In die Rechtecknut 17 ist das Abdeckstück 30 eingesetzt, das seinerseits aus einem
Abschnitt eines Strangpreßprofils der aus Fig. 3 ersichtlichen Querschnittsgestalt
besteht. Die Strangpreßrichtung des Abdeckstücks 30 verläuft also in Fig. 2 parallel,
in Fig. 3 senkrecht zur Zeichenebene. Auf der Rückseite hat das Abdeckstück 30 eine
angepreßte C-Nut 2, die sich über die Breite des Abdeckstücks 30 durchgehend erstreckt.
In die C-Nut 2 läßt sich der Kopf 3 eines als Ganzes mit 50 bezeichneten Halteelements
einschieben, der auf einander gegenüberliegenden Seiten Vorsprünge 4 aufweist, die
unter die freien Ränder 5 der C-Nut 2 greifen. Die freien Ränder 5 belassen zwischen
sich einen Schlitz, durch den der zylindrische Schaft 6 des Halteelements nach außen
hindurchgreift. Die Länge des Abdeckstücks 30 entspricht der Höhe des Befestigungsteils
12. Diese Höhe hängt vom Bandtyp ab.
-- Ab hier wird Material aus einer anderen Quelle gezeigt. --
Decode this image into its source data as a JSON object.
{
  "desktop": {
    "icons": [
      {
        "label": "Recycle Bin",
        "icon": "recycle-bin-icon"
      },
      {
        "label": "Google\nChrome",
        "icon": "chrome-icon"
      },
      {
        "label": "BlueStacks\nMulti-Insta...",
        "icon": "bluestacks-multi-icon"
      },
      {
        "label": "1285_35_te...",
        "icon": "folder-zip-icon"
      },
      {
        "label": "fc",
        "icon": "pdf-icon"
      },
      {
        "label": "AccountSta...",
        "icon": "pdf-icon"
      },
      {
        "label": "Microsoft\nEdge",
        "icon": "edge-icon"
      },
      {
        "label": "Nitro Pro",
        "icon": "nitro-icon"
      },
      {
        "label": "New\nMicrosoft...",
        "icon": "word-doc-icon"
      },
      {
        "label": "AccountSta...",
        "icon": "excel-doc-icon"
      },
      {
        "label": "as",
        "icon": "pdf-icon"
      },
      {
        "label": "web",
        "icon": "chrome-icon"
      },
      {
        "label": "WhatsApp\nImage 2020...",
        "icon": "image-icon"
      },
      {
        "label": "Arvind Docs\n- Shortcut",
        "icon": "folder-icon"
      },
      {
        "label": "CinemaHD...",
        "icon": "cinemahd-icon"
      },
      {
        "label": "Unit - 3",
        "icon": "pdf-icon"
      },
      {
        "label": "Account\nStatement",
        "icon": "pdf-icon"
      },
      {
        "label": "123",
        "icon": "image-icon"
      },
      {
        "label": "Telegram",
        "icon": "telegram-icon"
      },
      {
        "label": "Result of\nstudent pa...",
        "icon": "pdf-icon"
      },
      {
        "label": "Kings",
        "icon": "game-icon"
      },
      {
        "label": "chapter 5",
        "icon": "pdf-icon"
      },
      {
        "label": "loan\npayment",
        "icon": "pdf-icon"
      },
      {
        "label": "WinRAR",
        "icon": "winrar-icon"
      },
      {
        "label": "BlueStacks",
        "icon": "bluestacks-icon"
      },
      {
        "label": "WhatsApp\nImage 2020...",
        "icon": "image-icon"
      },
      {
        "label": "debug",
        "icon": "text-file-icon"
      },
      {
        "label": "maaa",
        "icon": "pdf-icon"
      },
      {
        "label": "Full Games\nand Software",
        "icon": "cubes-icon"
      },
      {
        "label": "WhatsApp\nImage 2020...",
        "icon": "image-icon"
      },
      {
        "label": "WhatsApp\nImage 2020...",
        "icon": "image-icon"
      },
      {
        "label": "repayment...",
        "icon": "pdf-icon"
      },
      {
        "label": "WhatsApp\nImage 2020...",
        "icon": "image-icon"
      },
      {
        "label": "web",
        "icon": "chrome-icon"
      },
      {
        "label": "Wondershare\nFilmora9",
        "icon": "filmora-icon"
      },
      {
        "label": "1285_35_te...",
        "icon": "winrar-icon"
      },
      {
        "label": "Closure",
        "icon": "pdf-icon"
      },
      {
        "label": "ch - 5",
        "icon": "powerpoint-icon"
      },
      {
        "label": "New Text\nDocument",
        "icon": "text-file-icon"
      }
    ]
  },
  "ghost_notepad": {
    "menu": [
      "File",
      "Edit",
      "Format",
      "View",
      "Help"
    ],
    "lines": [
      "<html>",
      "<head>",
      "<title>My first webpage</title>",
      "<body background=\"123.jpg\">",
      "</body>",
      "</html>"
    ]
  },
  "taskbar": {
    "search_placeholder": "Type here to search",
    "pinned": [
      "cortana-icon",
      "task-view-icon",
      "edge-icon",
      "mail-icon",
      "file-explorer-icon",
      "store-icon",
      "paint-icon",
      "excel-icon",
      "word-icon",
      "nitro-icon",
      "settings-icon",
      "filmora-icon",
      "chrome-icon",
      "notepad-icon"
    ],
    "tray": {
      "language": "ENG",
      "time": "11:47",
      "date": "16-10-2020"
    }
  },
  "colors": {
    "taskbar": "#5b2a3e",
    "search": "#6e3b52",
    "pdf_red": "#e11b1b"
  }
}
Aus diesem Grund ist in Fig. 3 das Halteelement
50 durch strichpunktierte Linien in der Höhenrichtung begrenzt.
[0021] Der Schaft 6 greift in eine Bohrung 7 des Befestigungsstücks 12 ein, deren Achse
B senkrecht zu der im wesentlichen ebenen Außenfläche des Abdeckstücks 30 angeordnet
ist. Die Bohrung 7 geht in eine Ausnehmung 8 über, die von dem Zwischenraum 9 zwischen
der Rückseite des Scharnierteils 11 und der Befestigungsfläche 13 zugänglich ist.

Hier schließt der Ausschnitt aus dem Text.